Sainte dans l’incendie – Théâtre du Rond-Point
Jeanne d’Arc, la petite paysanne qui s’en va convaincre le roi de France de reprendre le combat, a inspiré romanciers et cinéastes. On croit la connaître, on lui prête des visages et des répliques que des films très réussis ont rendu célèbres, on se souvient aussi de la pièce de Péguy. Et voici que Jeanne renaît et déploie l’épopée de sa vie sous des traits et des mots entièrement nouveaux, sous une lumière irradiante qui sourd des racines du ciel.
Le texte de Laurent Fréchuret est un long poème, un souffle rayonnant, lyrique, innocent, d’abord écrit comme tel puis devenu théâtre lorsqu’il a rencontré cette comédienne frémissante, Laurence Vielle. Il fallait effectivement que ce chant soit porté dans une connivence extrême, une complicité profonde qui produit le petit miracle auprès du public.
Une simplicité bouleversante
Le plateau est presque nu, un banc respire la campagne, la comédienne à elle seule déroule des images qui s’impriment et se succèdent dans un halo magique. Elle offre sans limites la puissance du texte poétique, elle le transmet dans toute sa veine lumineuse. Son vibrato naturel qui paraît coller à sa peau fait entendre la respiration de l’auteur, dont la langue rayonne du mystère de l’esprit autant que des valeurs de la chevalerie. Le timbre de voix de Laurence Vielle, dès la première syllabe, habite ce verbe où l’intensité s’imbrique à la pureté de l’enfance qui ne cède jamais.
Les gestes et les déplacements s’accordent intimement à la force qui habite le corps de Jeanne.

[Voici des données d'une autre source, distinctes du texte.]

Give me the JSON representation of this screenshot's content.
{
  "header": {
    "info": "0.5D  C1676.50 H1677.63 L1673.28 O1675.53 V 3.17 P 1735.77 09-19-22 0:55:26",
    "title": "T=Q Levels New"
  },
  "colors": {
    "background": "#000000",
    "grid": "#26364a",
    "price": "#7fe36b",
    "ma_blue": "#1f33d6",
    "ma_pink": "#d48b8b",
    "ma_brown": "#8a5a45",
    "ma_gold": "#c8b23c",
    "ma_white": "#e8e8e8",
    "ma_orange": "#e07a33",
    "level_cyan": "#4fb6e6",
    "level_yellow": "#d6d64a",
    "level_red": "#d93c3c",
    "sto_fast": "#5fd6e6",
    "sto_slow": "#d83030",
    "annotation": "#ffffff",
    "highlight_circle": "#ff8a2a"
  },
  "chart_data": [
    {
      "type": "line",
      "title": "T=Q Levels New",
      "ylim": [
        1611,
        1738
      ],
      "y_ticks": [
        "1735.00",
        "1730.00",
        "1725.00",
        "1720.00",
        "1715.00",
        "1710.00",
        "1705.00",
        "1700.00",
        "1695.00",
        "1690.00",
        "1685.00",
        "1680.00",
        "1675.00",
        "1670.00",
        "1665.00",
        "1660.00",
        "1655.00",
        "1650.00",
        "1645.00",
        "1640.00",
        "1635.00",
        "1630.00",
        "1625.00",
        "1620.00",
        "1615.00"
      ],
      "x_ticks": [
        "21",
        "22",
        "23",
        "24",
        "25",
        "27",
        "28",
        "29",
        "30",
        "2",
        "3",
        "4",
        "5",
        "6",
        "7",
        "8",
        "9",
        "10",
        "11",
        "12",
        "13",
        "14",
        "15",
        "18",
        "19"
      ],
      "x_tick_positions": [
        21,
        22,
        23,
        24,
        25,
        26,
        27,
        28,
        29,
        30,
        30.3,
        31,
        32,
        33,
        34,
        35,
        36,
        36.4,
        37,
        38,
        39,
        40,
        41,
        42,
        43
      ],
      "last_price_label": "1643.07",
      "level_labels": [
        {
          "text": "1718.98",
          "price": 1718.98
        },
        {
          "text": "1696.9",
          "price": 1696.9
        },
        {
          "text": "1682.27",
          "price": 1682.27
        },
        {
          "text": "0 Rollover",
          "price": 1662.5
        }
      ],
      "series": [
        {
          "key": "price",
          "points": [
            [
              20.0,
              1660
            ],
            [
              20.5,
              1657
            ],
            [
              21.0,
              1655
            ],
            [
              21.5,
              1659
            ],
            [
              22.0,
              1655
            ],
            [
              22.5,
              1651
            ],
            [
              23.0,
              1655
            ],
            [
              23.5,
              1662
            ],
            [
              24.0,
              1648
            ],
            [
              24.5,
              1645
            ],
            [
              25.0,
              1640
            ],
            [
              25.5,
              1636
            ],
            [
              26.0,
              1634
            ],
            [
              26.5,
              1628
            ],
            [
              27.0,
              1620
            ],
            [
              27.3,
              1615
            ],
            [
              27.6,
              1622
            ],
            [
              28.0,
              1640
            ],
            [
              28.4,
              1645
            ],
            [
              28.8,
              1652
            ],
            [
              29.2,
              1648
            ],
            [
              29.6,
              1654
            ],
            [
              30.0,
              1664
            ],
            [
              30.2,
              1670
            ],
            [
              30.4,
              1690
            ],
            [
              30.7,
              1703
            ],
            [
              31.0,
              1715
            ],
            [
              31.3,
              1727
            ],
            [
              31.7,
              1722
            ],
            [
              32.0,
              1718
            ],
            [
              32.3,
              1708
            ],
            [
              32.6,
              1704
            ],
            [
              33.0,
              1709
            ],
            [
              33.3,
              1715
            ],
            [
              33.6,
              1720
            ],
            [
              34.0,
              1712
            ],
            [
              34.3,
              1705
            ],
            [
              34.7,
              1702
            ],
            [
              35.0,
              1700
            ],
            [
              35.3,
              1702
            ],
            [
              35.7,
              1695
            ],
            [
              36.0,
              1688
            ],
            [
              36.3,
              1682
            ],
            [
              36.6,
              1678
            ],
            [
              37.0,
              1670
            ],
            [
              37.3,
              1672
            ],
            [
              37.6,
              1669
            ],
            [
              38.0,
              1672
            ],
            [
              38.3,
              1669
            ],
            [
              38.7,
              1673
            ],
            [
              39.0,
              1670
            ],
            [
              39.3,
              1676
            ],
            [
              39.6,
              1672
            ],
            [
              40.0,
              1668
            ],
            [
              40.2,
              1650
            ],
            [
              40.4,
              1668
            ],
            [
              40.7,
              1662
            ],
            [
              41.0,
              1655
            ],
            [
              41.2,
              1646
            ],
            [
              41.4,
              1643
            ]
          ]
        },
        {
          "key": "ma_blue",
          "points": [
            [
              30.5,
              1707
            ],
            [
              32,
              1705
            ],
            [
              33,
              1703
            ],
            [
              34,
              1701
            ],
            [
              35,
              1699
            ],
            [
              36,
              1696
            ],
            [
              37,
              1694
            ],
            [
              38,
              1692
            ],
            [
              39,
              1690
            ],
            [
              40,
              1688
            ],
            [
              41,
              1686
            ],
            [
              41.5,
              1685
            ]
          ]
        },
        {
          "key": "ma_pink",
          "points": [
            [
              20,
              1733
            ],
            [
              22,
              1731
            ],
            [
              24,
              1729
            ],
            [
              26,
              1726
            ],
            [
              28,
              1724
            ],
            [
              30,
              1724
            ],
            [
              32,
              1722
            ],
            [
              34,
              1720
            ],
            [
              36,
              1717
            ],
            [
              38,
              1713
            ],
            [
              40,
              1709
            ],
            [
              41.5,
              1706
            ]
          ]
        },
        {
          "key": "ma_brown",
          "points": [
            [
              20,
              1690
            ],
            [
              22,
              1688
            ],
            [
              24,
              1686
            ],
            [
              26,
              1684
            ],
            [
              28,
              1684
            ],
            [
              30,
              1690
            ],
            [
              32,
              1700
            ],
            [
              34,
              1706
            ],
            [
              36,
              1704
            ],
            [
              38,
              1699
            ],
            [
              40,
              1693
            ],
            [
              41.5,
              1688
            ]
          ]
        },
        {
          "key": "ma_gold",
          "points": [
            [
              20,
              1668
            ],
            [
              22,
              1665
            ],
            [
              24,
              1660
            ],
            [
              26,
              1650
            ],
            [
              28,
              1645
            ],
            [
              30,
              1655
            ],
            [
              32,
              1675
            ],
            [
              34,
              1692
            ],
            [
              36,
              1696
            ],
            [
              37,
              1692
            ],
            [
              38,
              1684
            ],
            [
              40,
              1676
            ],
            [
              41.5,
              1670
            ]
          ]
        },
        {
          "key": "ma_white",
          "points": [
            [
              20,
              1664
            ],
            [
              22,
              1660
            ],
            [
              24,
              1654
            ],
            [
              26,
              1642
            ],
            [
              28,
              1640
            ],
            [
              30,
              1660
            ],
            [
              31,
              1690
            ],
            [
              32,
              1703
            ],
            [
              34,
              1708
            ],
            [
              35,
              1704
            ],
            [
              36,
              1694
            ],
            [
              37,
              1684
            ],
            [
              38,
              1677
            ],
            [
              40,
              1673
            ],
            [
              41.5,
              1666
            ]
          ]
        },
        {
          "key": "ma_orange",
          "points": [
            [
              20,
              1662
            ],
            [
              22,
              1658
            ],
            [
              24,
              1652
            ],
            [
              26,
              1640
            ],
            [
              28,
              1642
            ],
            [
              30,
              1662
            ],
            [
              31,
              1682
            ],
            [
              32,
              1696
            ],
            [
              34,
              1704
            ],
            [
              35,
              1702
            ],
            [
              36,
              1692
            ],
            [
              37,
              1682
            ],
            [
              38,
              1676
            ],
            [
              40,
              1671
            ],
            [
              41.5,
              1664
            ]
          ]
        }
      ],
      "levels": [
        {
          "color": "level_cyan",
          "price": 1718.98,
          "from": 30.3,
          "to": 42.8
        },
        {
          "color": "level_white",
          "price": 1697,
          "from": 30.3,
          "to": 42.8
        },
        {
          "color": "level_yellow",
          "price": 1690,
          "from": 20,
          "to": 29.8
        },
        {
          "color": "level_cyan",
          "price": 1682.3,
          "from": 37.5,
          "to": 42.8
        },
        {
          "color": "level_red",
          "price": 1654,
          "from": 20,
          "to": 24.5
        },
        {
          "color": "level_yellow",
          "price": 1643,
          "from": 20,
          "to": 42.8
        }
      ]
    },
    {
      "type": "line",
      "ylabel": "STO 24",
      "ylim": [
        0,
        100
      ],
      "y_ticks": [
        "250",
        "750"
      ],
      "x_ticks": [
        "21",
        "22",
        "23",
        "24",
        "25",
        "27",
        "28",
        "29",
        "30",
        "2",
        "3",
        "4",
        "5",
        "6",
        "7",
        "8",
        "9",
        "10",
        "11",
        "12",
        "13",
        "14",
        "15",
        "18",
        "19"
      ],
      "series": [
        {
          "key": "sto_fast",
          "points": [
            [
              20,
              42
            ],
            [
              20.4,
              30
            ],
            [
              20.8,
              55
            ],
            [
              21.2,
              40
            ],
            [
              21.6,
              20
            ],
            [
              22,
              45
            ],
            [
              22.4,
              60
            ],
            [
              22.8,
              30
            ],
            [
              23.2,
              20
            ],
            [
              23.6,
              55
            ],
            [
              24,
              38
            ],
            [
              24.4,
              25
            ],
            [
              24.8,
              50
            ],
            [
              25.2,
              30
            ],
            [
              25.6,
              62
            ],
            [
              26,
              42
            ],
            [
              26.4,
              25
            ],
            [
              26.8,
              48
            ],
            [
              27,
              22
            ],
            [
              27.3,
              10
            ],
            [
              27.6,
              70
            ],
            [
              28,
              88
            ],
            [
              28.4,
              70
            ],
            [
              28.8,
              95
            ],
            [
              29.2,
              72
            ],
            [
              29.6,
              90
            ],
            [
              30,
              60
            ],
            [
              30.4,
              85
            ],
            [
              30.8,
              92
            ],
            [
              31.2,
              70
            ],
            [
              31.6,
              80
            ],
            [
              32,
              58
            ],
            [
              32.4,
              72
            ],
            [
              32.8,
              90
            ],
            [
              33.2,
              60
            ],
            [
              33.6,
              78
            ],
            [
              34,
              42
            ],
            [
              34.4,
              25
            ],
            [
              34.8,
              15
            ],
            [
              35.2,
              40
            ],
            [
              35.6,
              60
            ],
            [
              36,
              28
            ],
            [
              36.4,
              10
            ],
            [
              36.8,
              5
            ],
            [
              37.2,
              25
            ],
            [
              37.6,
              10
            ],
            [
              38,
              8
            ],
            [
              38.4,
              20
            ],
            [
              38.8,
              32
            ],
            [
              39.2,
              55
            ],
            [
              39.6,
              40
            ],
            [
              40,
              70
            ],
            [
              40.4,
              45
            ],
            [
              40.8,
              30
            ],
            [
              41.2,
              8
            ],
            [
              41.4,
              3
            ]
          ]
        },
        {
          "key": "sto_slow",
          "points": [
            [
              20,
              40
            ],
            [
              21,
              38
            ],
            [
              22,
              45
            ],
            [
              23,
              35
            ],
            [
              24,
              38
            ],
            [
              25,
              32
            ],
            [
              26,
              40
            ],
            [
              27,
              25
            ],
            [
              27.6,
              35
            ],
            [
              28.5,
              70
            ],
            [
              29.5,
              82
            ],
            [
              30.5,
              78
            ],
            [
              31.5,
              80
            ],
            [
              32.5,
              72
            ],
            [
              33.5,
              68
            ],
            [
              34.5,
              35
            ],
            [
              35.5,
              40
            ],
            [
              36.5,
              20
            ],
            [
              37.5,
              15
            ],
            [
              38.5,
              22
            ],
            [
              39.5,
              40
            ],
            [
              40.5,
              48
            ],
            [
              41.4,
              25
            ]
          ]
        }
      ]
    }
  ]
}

Une main qui se soulève, une cuisse qui se dégage de la robe modeste, et voilà que toute la ferveur de Jeanne occupe le plateau. Un pas, un regard, et la densité captive et touche. L’émotion est partout, jusque dans le plus infime tressaillement du visage.
Il n’y a quasiment pas de décor, pas d’effets, juste un plein feux et de brèves musiques, et les paysages défilent, la légende se construit. Les mots sont tissés avec un tel amour pour ce destin d’héroïne, un tel corps à corps, qu’il nous semble littéralement voir la petite gamine effrontée gambader au milieu des champs et des fleurs qui la subjuguent ; on la voit aussi qui grandit parmi les humbles et les animaux, observatrice des hommes même en leur faiblesse sans que fléchisse son ardeur ; puis on est emporté par Jeanne devenue l’adolescente illuminée qui parle à son Dieu dans une confiance absolue, et l’on croit enfin la voir enfourcher son cheval avec une vaillance virile et une endurance de guerrier.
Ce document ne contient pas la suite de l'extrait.